Reputation: 2111
I am currently in the process of renaming a product that my team is producing (with appropriate refactoring of variables, service interfaces, class names, and so on). For the RPM renaming portion of this exercise, I have been told to use the obsoletes
tag. I'm now in the bugfix phase, it's not acting as I expect it to, and I've realized that part of my problem is I don't know exactly what RPM does in response to that tag. I've read a number of online resources but none of them covers Obsoletes in any depth, and they all seem to be focused on "when to use" rather than details of expected results.
My best guess after reading the online stuff but prior to running into conflicting evidence was something like "When you install an RPM with an obsoletes-tagged capability string, any installed RPM with that capability string as its name string is uninstalled, probably.

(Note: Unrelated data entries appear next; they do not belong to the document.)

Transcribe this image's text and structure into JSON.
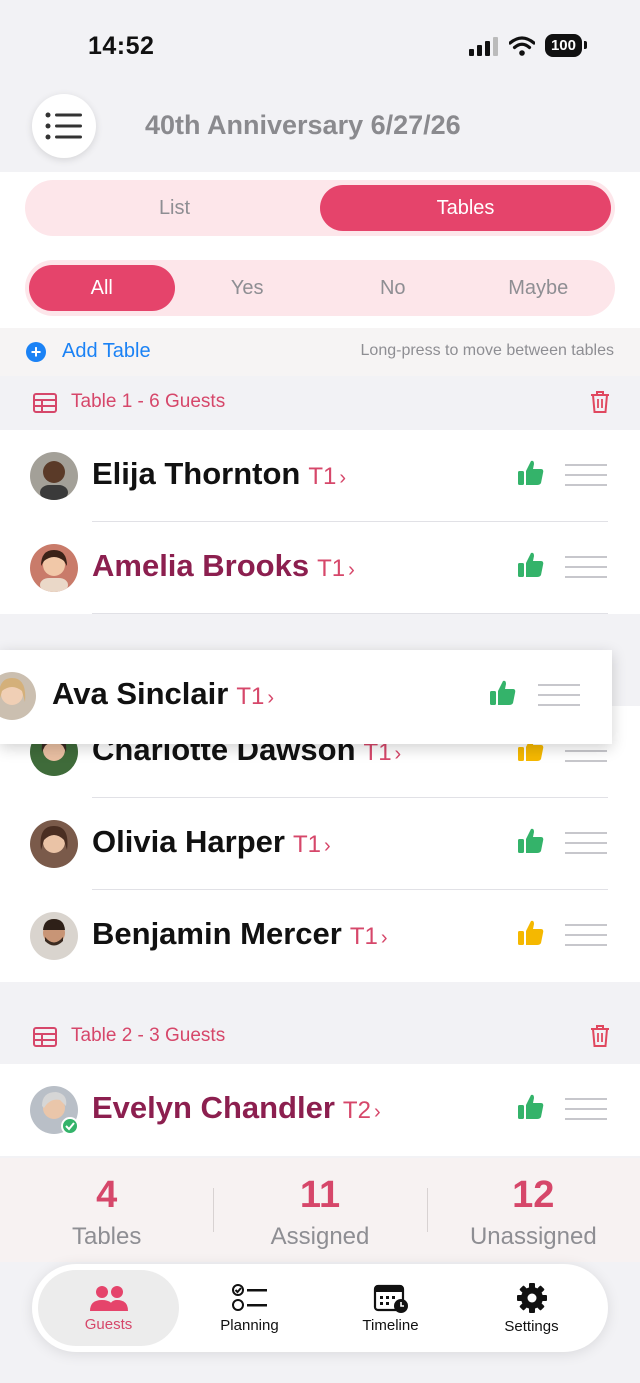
{
  "status_bar": {
    "time": "14:52",
    "battery": "100"
  },
  "header": {
    "title": "40th Anniversary 6/27/26"
  },
  "view_toggle": {
    "list_label": "List",
    "tables_label": "Tables"
  },
  "rsvp_filter": {
    "all": "All",
    "yes": "Yes",
    "no": "No",
    "maybe": "Maybe"
  },
  "add_table": {
    "label": "Add Table",
    "hint": "Long-press to move between tables"
  },
  "tables": [
    {
      "header": "Table 1 - 6 Guests",
      "guests": [
        {
          "name": "Elija Thornton",
          "table": "T1",
          "rsvp": "yes",
          "name_color": "#111111"
        },
        {
          "name": "Amelia Brooks",
          "table": "T1",
          "rsvp": "yes",
          "name_color": "#8c1f4f"
        },
        {
          "name": "Charlotte Dawson",
          "table": "T1",
          "rsvp": "maybe",
          "name_color": "#111111"
        },
        {
          "name": "Olivia Harper",
          "table": "T1",
          "rsvp": "yes",
          "name_color": "#111111"
        },
        {
          "name": "Benjamin Mercer",
          "table": "T1",
          "rsvp": "maybe",
          "name_color": "#111111"
        }
      ]
    },
    {
      "header": "Table 2 - 3 Guests",
      "guests": [
        {
          "name": "Evelyn Chandler",
          "table": "T2",
          "rsvp": "yes",
          "name_color": "#8c1f4f"
        }
      ]
    }
  ],
  "dragging_guest": {
    "name": "Ava Sinclair",
    "table": "T1",
    "rsvp": "yes"
  },
  "stats": [
    {
      "value": "4",
      "label": "Tables"
    },
    {
      "value": "11",
      "label": "Assigned"
    },
    {
      "value": "12",
      "label": "Unassigned"
    }
  ],
  "tab_bar": [
    {
      "label": "Guests",
      "icon": "people-icon",
      "active": true
    },
    {
      "label": "Planning",
      "icon": "checklist-icon",
      "active": false
    },
    {
      "label": "Timeline",
      "icon": "calendar-clock-icon",
      "active": false
    },
    {
      "label": "Settings",
      "icon": "gear-icon",
      "active": false
    }
  ],
  "colors": {
    "accent": "#e5446b",
    "yes": "#34b36a",
    "maybe": "#f5b800",
    "link": "#1b82f5"
  }
}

Something may or may not happen to RPMs that provide that capability without that being their particular name, or who provide that capability and also other capabilities. Who knows what making it an update rather than an install does." If someone could provide an answer at that level of detail without the confusion or (as it turns out) inaccuracy, that would be appreciated. If there are any special rules about obsoletes/provides vs just obsoletes, that would also be helpful.
Upvotes: 8
Views: 3680
Reputation: 2111
Well, I found out my particular problem, and it's part of the answer, so I'm adding it here. The obsoletes tag doesn't do anything under rpm -i
. It only works under rpm -U
. I'm not accepting this as the answer, though, as it's not complete, and I really would still like to have a complete version (and I suspect others would find it helpful as well).